Replace <VS_VERSION> and <EDITION> with your installation values (e.g., 18 and Community).

You can verify the correct compiler is active by running:
(Get-Command cl.exe).Source # Should contain Hostx64\x64

Note: If you get a script execution policy error, run Set-ExecutionPolicy -Scope CurrentUser -ExecutionPolicy RemoteSigned first.

To make this permanent, edit the Developer PowerShell profile in Tools → Options → Environment → Terminal Profiles and set the arguments to:
-NoExit -Command "& { & 'C:\Program Files\Microsoft Visual Studio<VS_VERSION><EDITION>\Common7\Tools\Launch-VsDevShell.ps1' -Arch amd64 -HostArch amd64 }"

Contributing

We welcome contributions to the FERS project! Please read our CONTRIBUTING.md guide to get started.
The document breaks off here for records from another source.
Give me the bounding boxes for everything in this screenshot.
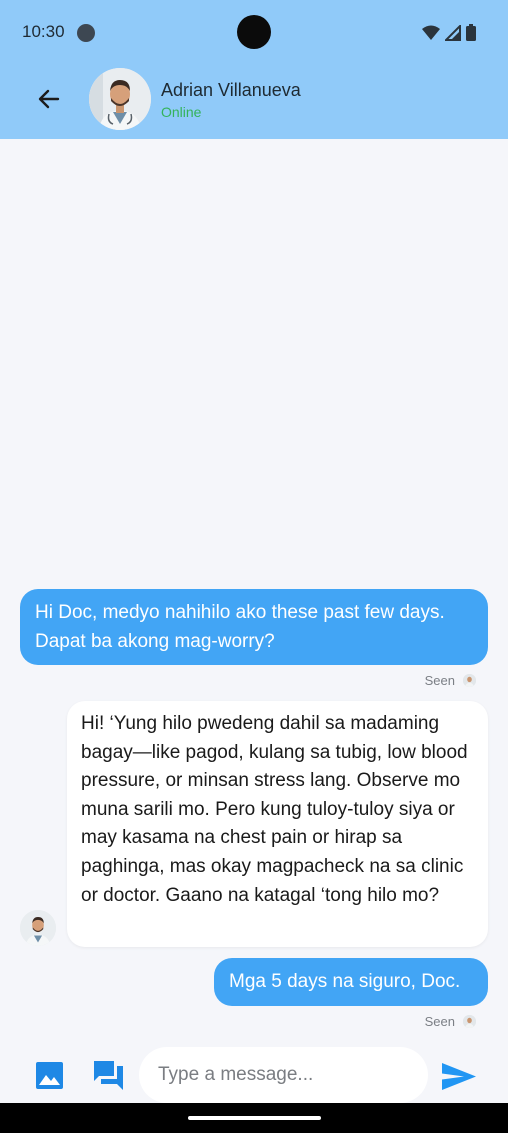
message-text: Hi! ‘Yung hilo pwedeng dahil sa madaming…: [81, 713, 468, 906]
image-icon: [36, 1062, 63, 1089]
wifi-icon: [422, 25, 440, 40]
doctor-avatar-icon: [20, 910, 56, 946]
presence-status: Online: [161, 104, 202, 120]
seen-indicator: Seen: [425, 1014, 476, 1029]
message-text: Hi Doc, medyo nahihilo ako these past fe…: [35, 602, 445, 652]
seen-label: Seen: [424, 1014, 455, 1029]
message-bubble-incoming[interactable]: Hi! ‘Yung hilo pwedeng dahil sa madaming…: [67, 701, 488, 947]
seen-avatar-icon: [463, 674, 476, 687]
chat-icon: [94, 1061, 123, 1090]
contact-avatar[interactable]: [89, 68, 151, 130]
message-bubble-outgoing[interactable]: Mga 5 days na siguro, Doc.: [214, 958, 488, 1006]
contact-name: Adrian Villanueva: [161, 80, 301, 100]
send-icon: [442, 1063, 476, 1090]
home-gesture-handle[interactable]: [188, 1116, 321, 1120]
message-text: Mga 5 days na siguro, Doc.: [229, 971, 461, 992]
camera-cutout: [237, 15, 271, 49]
message-composer: [0, 1043, 508, 1103]
arrow-back-icon: [38, 89, 60, 109]
seen-avatar-icon: [463, 1015, 476, 1028]
back-button[interactable]: [34, 84, 64, 114]
message-input[interactable]: [139, 1047, 428, 1103]
status-time: 10:30: [22, 22, 65, 41]
conversations-button[interactable]: [93, 1060, 124, 1091]
signal-icon: [445, 24, 461, 41]
seen-indicator: Seen: [425, 673, 476, 688]
message-bubble-outgoing[interactable]: Hi Doc, medyo nahihilo ako these past fe…: [20, 589, 488, 665]
seen-label: Seen: [424, 673, 455, 688]
battery-icon: [466, 24, 476, 41]
chat-header: 10:30 Adrian Villanueva Online: [0, 0, 508, 139]
doctor-avatar-icon: [89, 68, 151, 130]
send-button[interactable]: [442, 1063, 476, 1090]
doctor-avatar[interactable]: [20, 910, 56, 946]
attach-image-button[interactable]: [36, 1062, 63, 1089]
notification-dot-icon: [77, 24, 95, 42]
status-icons: [422, 24, 476, 41]
system-nav-bar: [0, 1103, 508, 1133]
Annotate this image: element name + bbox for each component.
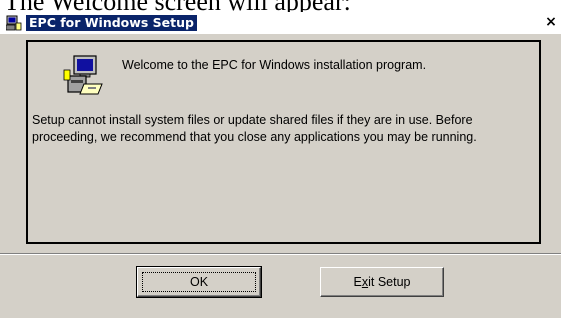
exit-setup-button[interactable]: Exit Setup (320, 267, 444, 297)
close-icon[interactable]: × (543, 13, 559, 31)
separator (0, 253, 563, 255)
focus-rectangle (142, 272, 256, 292)
computer-setup-icon (6, 15, 22, 31)
setup-dialog: EPC for Windows Setup × Welcome to the E… (0, 12, 563, 318)
computer-disk-setup-icon (63, 55, 103, 95)
exit-setup-label: Exit Setup (353, 275, 411, 289)
title-bar[interactable]: EPC for Windows Setup × (0, 12, 563, 34)
ok-button[interactable]: OK (136, 266, 262, 298)
window-title: EPC for Windows Setup (26, 15, 197, 31)
welcome-panel: Welcome to the EPC for Windows installat… (26, 40, 541, 244)
welcome-text: Welcome to the EPC for Windows installat… (122, 58, 427, 72)
setup-message: Setup cannot install system files or upd… (32, 113, 477, 144)
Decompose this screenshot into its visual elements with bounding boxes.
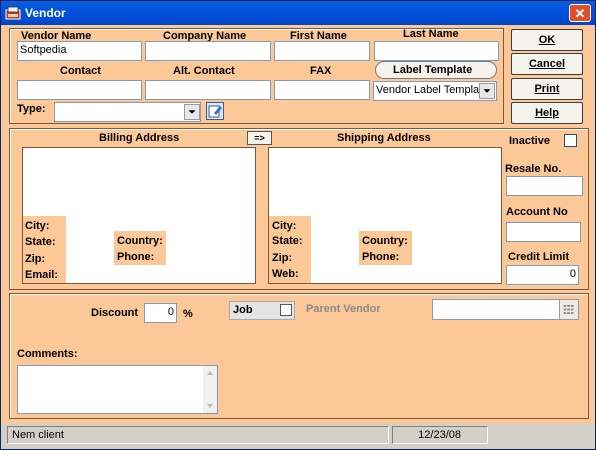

Note that this repository uses Husky to enforce code quality with pre-commit hooks. When you commit, your staged files will be automatically formatted and linted.

Versioning

FERS uses a single repo-wide semantic version across the C++ core, CLI, UI, and release metadata.

version.txt is the single source of truth for the managed release version.
CMakeLists.txt, vcpkg.json, packages/fers-ui/package.json, and packages/fers-ui/src-tauri/Cargo.toml are kept aligned with that shared version.
packages/fers-ui/src-tauri/tauri.conf.json reads the UI package version indirectly via ../package.json.

License

This program is free software; you can redistribute it and/or modify it under the terms of the GNU General Public License as published by the Free Software Foundation; version 2 of the License.

This program is distributed in the hope that it will be useful, but WITHOUT ANY WARRANTY; without even the implied warranty of MERCHANTABILITY or FITNESS FOR A PARTICULAR PURPOSE. See the GNU General Public License for more details.

You should have received a copy of the GNU General Public License along with this program; if not, write to the Free Software Foundation, Inc., 51 Franklin St, Fifth Floor, Boston, MA 02110-1301 USA

Third-Party Libraries

FERS incorporates code from several third-party libraries provided under their own licenses (MIT, BSD, Boost, MPL-2.0). License texts are in the THIRD_PARTY_LICENSES directory.

The JS and Rust license files are auto-generated and must be kept in sync with the dependency lock files:

bun run licenses:js # regenerate THIRD_PARTY_LICENSES/js-licenses.txt

bun run licenses:rust # regenerate THIRD_PARTY_LICENSES/rust-licenses.html

Run these after updating packages/fers-ui/package.json or packages/fers-ui/src-tauri/Cargo.toml. CI will fail if they are stale.

Disclaimer & Development Status

‍[!WARNING] Please be aware that FERS is currently undergoing a significant modernization and re-architecture. The master branch is under heavy active development and should be considered an alpha-stage project.

This means:

Stability: Expect bugs, crashes, and incomplete features.
Breaking Changes: The C-API, JSON/XML schemas, and internal architecture are subject to change without notice as the new foundation is stabilized.
Use Case: This version is intended for development, testing, and community feedback. It is not yet recommended for production or critical simulation work.